As he shouldered his hiking gear and listened to his guide describe the impact humans have on natural landscapes, Tim Ascher’s gaze landed on the stagnant waters of the Everglades. He had been to dozens of national parks, and by this point was well-versed on the public land management curriculum—his students could attest to that— but this trip was different.
The trash receptacles overflowed with weeks’ worth of trash, and a random food truck pulled up to serve an unsolicited lunch menu, showing a once well-regulated and preserved ecosystem now turned wild and unrestricted.
As he listened to his guide’s snippets of facts and stories about the park, Ascher’s thoughts were on the dedicated students he taught every day, and the passion they have about this line of work. He imagined them going weeks on end without a single paycheck.
The prolonged partial government shutdown sparked a slew of uncertainties for students at The Ohio State University planning projects and positions with federally funded agencies like the National Park Service.
As a lecturer, Ascher teaches for the School of Environment and Natural Resources in Ohio State’s College of Food, Agricultural, and Environmental Sciences. Ascher has taught the management of public lands for six years at Ohio State, and many of his students share his love and enthusiasm for national parks.
Having previously worked for the federal Forestry Service, Ascher visits national parks regularly, his love for wildlife extending into his private tree nursery.
Preparing for the Worst
The shutdown has forced Joanna Edge, a graduating senior in natural resource management and forestry , fisheries, and wildlife, and her classmates, to look into new skillsets. Edge dreams of working in the National Park Service. For her, working for the service would mean she would have to be prepared for another shutdown.

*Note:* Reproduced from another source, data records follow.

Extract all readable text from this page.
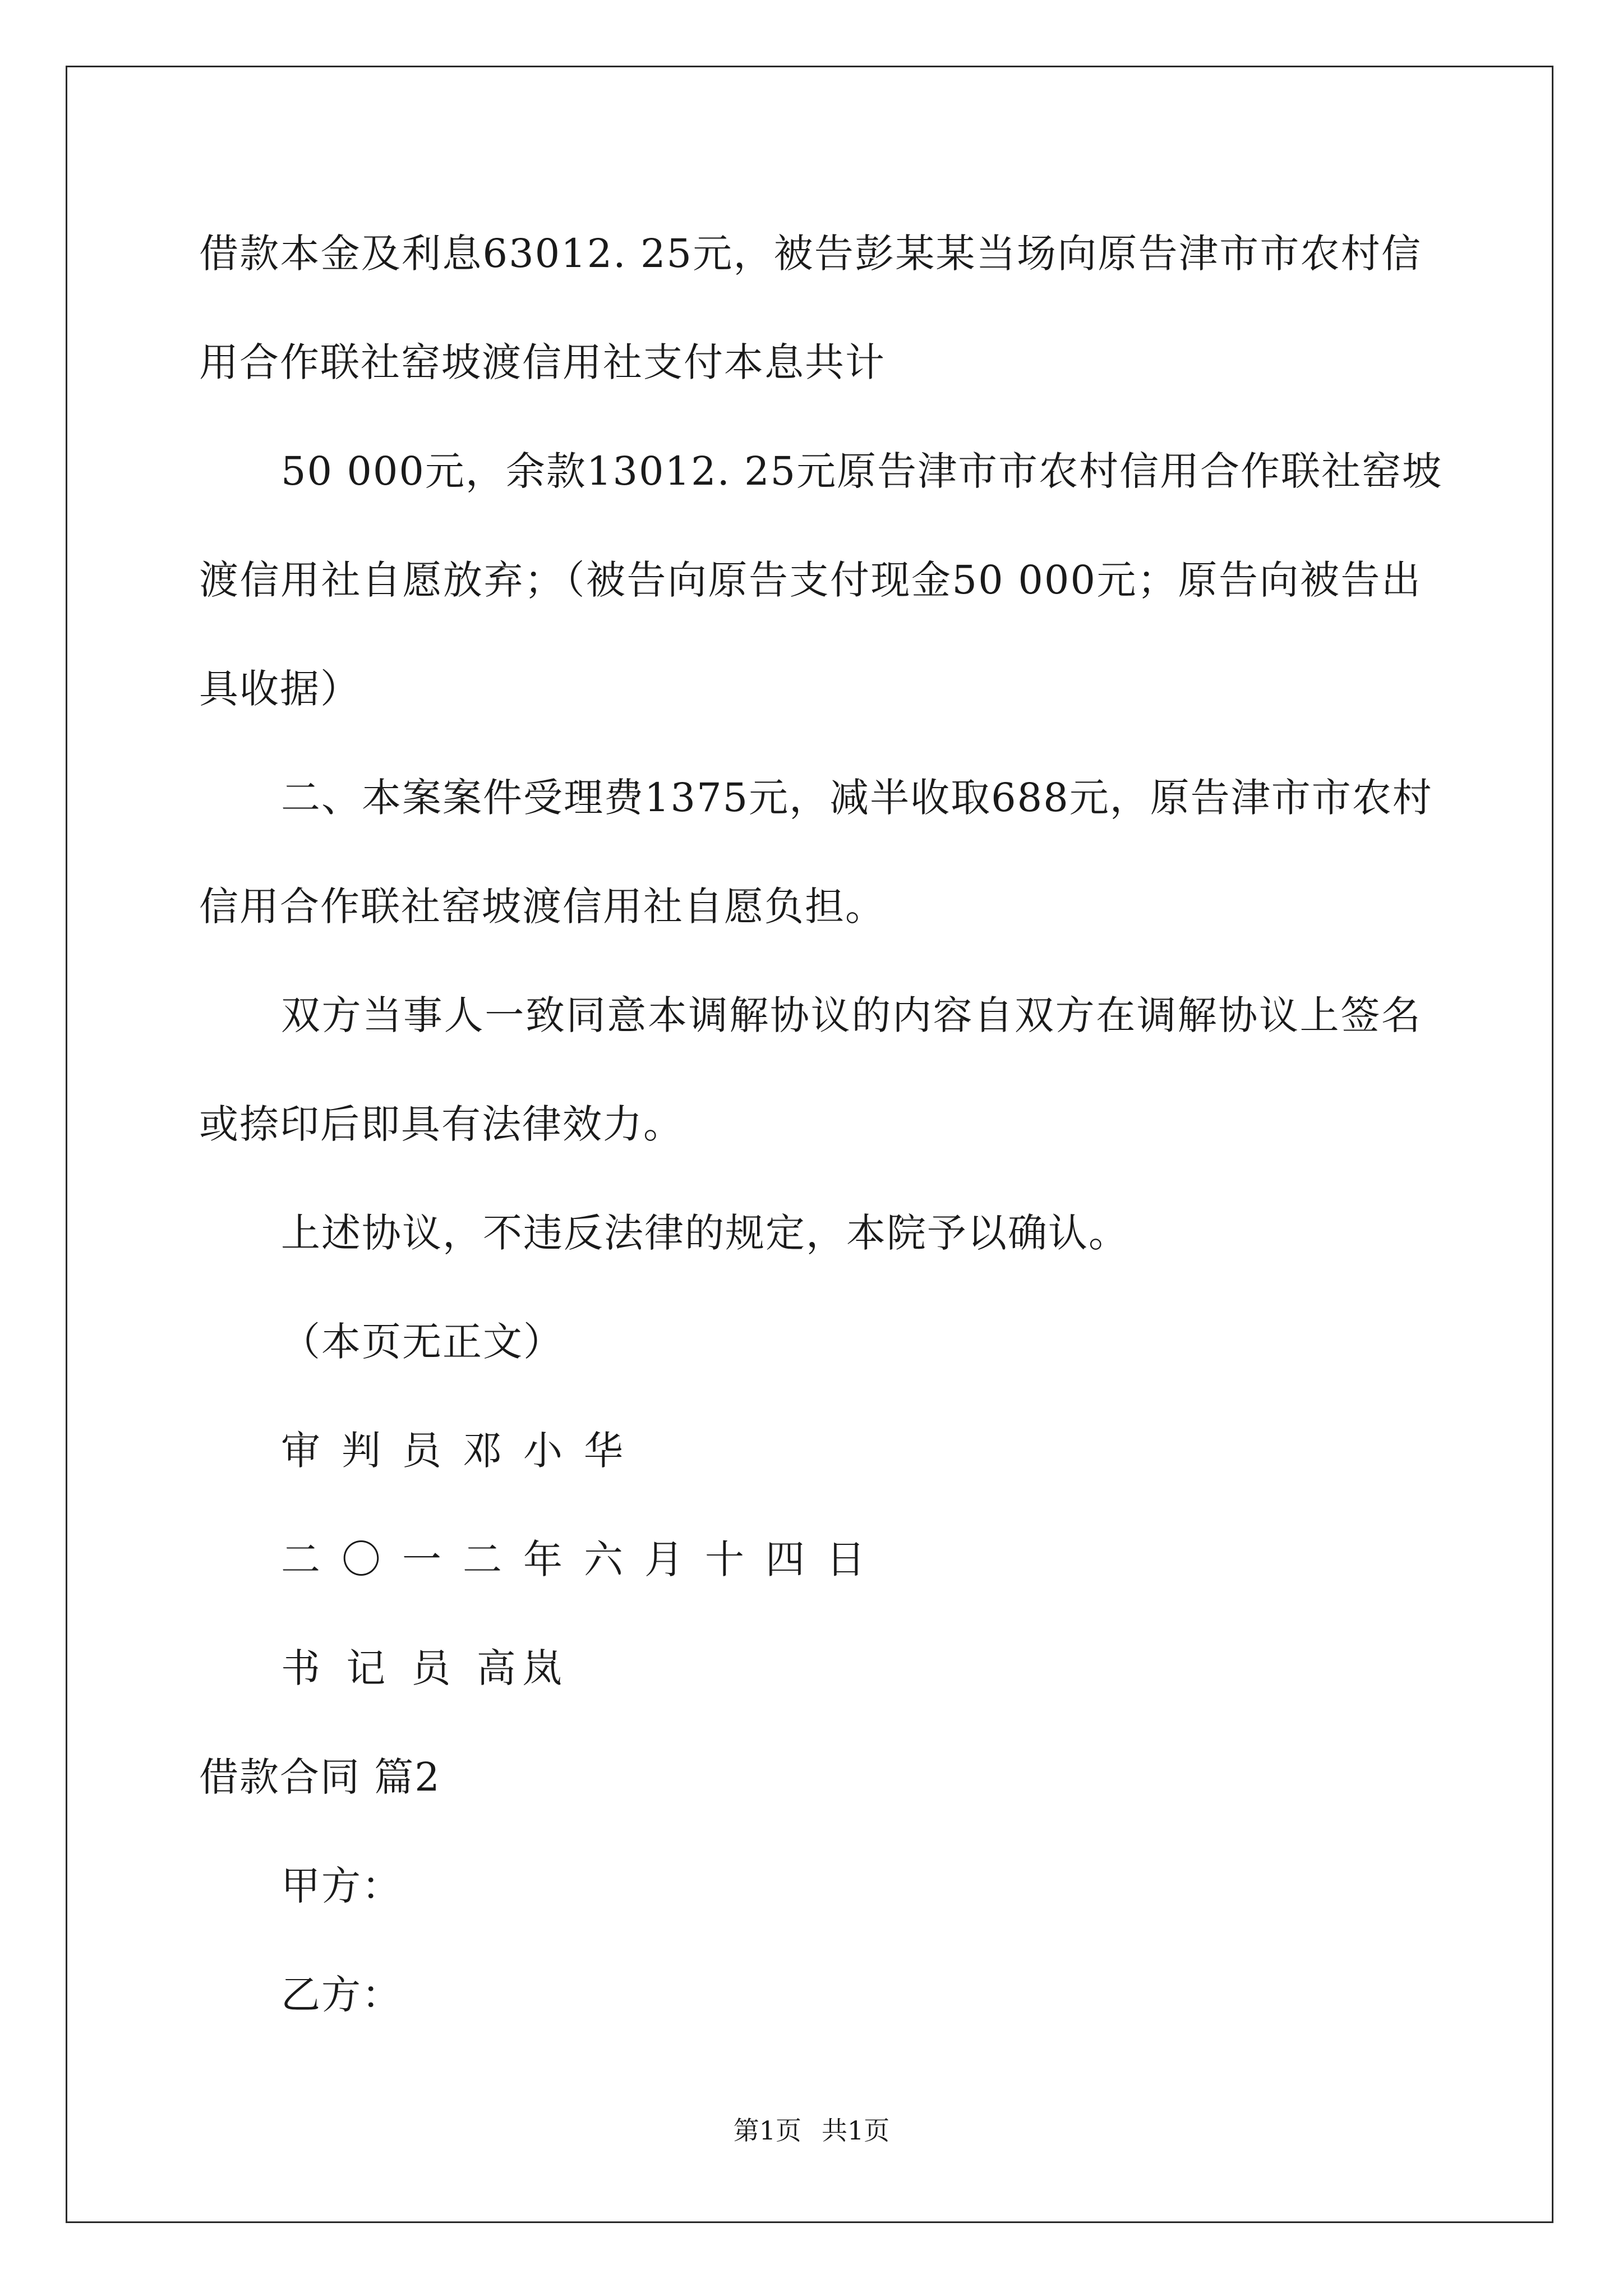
借款本金及利息63012. 25元，被告彭某某当场向原告津市市农村信
用合作联社窑坡渡信用社支付本息共计
50 000元，余款13012. 25元原告津市市农村信用合作联社窑坡
渡信用社自愿放弃；（被告向原告支付现金50 000元；原告向被告出
具收据）
二、本案案件受理费1375元，减半收取688元，原告津市市农村
信用合作联社窑坡渡信用社自愿负担。
双方当事人一致同意本调解协议的内容自双方在调解协议上签名
或捺印后即具有法律效力。
上述协议，不违反法律的规定，本院予以确认。
（本页无正文）
审判员邓小华
二〇一二年六月十四日
书 记 员 高岚
借款合同 篇2
甲方：
乙方：
第1页 共1页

For those working in national parks, this means being prepared to take on another job temporarily.
“A lot of us are just trying to get out of that wildlife bubble… we want to have enough skills to go to other places, just in case,” Edge said.
The income of the average employee in the National Park Service is not high, and a second missed paycheck could be detrimental to the lifestyle of the employees. According to Ascher, “no one is rich in the National Park Service.”
“no one is rich in the National Park Service.”
The government shutdown resulted in unmanaged national parks and public lands. Thousands were not paid for the first 35 days of the shutdown.
People who work to maintain and preserve these spaces were not showing up to work. Trash began to pile up, restrooms were not cleared out and no one was available to enforce safety and preservation regulations.
In response to the issues that arose in the national parks and public land areas, Ascher is changing his course curriculum to incorporate circumstantial possibilities like a government shutdown.
“I’m taking out a full lecture and replacing it with the changing face of public land management, and this shut down has forced my hand on that a little bit. I feel like the students need to know that this is more of a reality than it used to be,” Ascher said.
“I’m taking out a full lecture and replacing it with the changing face of public land management... I feel like the students need to know that this is more of a reality than it used to be.”
In this new lecture, Ascher wants to focus on the ramifications government shutdowns can have on his students’ future careers. He plans to include his own experiences from his trip to the Everglades National Park during the shutdown.
Local Impact beyond Public Lands
Ascher described his trip to the Everglades as shocking and eye-opening. He spoke with locals about how the shutdown has affected their area and found out that a large part of the surrounding community was impacted as well.
“A lot of people don’t go to the Everglades when it’s a thousand degrees in the shade—mosquitos everywhere. They go in the winter. That is their busy season. So, for local outfitters that supply that area… that’s a large chunk of change that they’re not getting,” explained Ascher.
Shops that make a majority of their income from what is supposed to be peak tourism seasons are now being hit by the decrease in park attendance.
Tour guides spoke to Ascher about federally funded research projects being put on hold during this period. A month-long gap in research can be detrimental to projects- which have taken years to put together. Safety concerns of the visitors arise as well, since programs that relocate dangerous animals were not running. Animals such as ball pythons and alligators, were now invading popular hiking places.
These federally funded factors are going to be added to the course material for Ascher’s class.
For graduating seniors, the job application process starts long before graduation. Students who graduated in December faced the real possibility of their new federally-funded position cut from funding.
“A lot of people graduated last semester as the shutdown was hitting—how does that influence someone coming right out of college?” Ascher asked with genuine concern, as nobody knows what exactly the future holds for students graduating in these areas.
Tierney Gannon, a graduating senior in fisheries, forestry, and wildlife, applied and interviewed for a park ranger position in the National Park Service—right before the shutdown began. The shutdown put a long pause on the process, and in the meantime, she accepted another job.
“It took so long to get a response from my interview that I interviewed for a different job and had already accepted it,” Gannon said.
With all of the current uncertainties in the field surrounding the government shutdown, Ascher said this is how he knows students working in those areas are dedicated to what they do.